The wallet was launched in October 2021 as an extension of the Diem Stablecoin Project (formerly known as Libra). It immediately raised concerns because of the risks that Meta products display.
The U.S. Senators Brian Schatz (D-Hawaii), Sherrod Brown (D-Ohio), Richard Blumenthal (D-Conn.), Elizabeth Warren (D-Mass.), and Tina Smith (D-Minn.) do not trust Facebook to protect user data or be in charge of payments platform.
They immediately pushed back on the launch. ”We urge you to immediately discontinue your Novi pilot and to commit that you will not bring Diem to market,” they said in an open letter directed to the CEO Mark Zuckerberg.
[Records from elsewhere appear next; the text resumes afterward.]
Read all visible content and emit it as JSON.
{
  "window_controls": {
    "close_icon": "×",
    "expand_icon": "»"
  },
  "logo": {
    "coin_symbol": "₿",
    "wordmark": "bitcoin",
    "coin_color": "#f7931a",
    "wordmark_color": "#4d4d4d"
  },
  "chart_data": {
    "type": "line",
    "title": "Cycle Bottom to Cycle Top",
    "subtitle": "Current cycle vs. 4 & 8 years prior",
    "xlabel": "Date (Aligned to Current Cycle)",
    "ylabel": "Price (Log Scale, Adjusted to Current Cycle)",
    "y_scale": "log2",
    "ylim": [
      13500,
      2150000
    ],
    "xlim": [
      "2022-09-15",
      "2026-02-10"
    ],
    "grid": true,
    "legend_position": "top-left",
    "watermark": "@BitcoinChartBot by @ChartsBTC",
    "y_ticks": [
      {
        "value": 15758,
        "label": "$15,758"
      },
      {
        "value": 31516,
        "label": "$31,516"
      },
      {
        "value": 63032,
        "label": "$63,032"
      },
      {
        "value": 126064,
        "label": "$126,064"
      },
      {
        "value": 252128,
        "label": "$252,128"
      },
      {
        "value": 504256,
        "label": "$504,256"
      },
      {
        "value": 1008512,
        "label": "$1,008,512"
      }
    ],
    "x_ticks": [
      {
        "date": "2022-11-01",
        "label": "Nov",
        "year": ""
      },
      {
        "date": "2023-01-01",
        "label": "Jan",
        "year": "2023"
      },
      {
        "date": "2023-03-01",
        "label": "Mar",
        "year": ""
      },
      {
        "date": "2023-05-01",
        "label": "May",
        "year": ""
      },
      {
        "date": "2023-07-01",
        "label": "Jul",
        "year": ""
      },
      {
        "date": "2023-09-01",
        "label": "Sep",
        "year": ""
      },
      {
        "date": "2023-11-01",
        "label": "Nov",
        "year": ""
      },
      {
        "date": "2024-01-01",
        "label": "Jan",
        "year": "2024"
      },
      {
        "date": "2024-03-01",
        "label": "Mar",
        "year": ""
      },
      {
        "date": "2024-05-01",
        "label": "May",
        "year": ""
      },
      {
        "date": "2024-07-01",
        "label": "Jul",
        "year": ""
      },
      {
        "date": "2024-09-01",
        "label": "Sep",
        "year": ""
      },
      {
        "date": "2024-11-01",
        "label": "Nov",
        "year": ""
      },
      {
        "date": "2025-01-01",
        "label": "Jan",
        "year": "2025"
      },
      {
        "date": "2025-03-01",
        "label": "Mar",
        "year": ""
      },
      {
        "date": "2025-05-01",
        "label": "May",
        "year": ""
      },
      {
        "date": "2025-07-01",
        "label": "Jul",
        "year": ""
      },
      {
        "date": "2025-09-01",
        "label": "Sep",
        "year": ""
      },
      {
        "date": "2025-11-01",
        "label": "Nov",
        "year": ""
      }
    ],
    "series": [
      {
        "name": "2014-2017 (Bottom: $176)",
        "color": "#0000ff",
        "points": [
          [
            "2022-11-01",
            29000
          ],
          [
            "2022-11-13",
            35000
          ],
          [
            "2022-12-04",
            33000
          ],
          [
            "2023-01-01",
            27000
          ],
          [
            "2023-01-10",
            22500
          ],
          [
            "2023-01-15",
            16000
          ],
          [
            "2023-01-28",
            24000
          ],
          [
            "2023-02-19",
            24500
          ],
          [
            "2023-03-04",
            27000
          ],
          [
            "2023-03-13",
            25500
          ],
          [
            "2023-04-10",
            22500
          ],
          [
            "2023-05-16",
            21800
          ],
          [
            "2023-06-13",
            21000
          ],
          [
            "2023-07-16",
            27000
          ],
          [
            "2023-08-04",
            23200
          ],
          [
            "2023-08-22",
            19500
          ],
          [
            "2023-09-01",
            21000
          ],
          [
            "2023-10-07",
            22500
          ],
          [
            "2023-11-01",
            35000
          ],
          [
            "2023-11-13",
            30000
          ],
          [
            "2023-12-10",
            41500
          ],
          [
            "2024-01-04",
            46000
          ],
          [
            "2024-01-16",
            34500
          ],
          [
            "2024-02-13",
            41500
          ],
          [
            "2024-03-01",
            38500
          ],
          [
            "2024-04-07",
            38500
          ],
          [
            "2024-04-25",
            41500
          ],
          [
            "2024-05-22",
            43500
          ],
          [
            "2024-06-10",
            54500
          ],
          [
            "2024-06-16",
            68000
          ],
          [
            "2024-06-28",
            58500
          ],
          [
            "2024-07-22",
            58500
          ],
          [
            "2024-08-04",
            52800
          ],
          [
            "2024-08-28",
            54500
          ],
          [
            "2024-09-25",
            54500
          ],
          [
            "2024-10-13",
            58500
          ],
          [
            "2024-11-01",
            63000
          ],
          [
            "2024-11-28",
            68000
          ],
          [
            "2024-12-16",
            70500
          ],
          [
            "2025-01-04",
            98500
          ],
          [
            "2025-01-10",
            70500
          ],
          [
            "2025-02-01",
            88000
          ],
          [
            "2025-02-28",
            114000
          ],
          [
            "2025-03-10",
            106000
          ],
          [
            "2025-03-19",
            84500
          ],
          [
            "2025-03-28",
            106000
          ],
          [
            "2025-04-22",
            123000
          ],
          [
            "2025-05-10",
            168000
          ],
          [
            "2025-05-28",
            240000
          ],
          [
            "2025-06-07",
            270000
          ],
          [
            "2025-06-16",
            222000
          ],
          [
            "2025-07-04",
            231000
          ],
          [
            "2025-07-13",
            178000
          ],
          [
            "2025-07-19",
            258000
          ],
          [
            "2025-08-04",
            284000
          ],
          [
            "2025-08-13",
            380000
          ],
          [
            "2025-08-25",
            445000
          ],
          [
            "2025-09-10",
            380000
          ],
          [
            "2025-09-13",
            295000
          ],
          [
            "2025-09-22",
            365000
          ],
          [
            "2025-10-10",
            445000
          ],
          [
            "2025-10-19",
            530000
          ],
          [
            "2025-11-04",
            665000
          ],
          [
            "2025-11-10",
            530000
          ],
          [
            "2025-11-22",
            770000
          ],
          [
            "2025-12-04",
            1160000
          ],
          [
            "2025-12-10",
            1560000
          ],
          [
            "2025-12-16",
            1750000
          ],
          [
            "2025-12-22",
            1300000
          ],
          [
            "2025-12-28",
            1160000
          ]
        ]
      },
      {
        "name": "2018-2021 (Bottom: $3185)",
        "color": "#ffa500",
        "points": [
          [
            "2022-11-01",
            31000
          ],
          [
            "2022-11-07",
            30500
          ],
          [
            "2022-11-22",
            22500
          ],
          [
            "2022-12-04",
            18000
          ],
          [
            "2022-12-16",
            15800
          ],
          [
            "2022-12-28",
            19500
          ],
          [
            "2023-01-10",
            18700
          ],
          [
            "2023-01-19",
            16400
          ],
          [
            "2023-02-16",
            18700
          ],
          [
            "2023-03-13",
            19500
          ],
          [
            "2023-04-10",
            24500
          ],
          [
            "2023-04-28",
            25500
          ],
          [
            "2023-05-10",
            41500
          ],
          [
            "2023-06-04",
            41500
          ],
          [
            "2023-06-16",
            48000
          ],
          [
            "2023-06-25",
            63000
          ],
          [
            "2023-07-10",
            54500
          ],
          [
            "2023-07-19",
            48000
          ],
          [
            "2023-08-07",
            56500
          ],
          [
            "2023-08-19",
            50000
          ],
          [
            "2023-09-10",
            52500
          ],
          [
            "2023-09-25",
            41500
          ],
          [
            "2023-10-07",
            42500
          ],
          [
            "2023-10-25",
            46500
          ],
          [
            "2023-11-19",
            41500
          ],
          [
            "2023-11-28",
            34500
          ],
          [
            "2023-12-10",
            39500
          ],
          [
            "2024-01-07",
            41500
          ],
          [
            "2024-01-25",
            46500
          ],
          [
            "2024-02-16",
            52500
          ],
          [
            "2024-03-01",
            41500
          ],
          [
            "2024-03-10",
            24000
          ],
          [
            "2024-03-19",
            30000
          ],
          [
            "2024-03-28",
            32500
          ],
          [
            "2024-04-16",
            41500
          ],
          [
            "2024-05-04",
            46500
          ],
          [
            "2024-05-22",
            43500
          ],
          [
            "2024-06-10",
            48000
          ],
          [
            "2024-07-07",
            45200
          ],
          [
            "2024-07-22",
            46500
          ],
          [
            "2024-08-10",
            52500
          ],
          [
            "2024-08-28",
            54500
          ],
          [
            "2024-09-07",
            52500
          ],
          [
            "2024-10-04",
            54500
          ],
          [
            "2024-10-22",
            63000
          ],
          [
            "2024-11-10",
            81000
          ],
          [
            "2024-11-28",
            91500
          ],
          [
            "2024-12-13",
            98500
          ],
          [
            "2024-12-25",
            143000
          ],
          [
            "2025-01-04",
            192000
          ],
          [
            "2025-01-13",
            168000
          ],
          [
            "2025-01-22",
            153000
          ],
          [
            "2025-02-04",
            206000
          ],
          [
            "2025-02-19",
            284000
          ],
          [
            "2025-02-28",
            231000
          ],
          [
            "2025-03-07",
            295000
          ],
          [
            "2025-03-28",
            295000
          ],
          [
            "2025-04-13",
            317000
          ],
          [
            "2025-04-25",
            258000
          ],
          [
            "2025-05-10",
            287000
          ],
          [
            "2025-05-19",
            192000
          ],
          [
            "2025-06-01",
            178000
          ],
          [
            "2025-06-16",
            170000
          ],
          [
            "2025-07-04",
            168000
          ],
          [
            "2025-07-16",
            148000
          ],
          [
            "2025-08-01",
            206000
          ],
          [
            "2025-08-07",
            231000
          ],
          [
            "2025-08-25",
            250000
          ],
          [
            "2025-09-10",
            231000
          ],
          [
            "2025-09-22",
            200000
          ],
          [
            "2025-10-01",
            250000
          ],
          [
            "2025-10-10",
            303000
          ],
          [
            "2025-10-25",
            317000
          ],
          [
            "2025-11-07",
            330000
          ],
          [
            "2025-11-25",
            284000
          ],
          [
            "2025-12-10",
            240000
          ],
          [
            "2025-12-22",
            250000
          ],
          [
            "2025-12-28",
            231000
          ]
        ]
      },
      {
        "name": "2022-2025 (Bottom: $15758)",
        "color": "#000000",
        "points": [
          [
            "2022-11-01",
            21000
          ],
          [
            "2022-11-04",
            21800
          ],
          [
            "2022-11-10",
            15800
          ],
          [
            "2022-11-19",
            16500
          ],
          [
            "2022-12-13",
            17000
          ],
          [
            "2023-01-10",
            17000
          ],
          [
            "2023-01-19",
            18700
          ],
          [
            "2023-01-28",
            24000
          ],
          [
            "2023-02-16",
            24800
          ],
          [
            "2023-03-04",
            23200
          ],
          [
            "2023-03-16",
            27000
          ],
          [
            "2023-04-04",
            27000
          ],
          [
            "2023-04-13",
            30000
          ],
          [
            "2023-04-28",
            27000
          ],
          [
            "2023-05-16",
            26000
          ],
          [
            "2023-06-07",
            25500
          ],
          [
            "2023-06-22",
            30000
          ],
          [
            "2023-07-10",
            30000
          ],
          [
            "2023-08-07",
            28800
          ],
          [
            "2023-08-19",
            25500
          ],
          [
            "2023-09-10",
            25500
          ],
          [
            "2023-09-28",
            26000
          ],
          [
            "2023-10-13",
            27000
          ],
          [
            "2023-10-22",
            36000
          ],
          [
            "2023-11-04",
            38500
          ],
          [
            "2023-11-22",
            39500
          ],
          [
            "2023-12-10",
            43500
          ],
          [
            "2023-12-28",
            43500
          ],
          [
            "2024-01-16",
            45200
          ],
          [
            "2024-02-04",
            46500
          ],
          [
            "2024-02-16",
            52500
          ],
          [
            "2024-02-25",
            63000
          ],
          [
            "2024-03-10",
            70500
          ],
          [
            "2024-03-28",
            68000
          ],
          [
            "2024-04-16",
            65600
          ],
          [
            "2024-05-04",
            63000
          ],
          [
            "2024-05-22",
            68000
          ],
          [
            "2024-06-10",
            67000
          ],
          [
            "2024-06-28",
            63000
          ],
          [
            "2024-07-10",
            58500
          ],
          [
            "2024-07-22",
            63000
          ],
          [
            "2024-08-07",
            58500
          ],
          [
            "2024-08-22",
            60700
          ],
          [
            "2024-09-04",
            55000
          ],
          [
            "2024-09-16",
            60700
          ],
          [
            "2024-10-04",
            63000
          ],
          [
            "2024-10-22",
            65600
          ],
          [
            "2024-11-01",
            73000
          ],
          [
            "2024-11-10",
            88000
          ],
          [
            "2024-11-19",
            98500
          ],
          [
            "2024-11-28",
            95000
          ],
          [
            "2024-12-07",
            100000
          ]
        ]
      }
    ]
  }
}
The letter added: “In addition to the risks products like Diem pose to financial stability, you have not offered a satisfactory explanation for how Diem will prevent illicit financial flows and other criminal activity.”
In response, the stablecoin project Diem told the regulators that “Diem is not Facebook. We are an independent organization, and Facebook’s Novi is just one of more than two dozen members of the Diem Association. Novi’s pilot with Paxos is unrelated to Diem.”
Everything indicates that Facebook is moving forward with both projects: the Novi wallet and Diem. But the concerns the firm imposes have not gone away.
As they rebrand, launch new products, rebrand again, and play with the idea of the Metaverse and crypto and NFTs, their plan of driving the focus away from the risk of giving the conglomerate so much power over people’s lives could be working.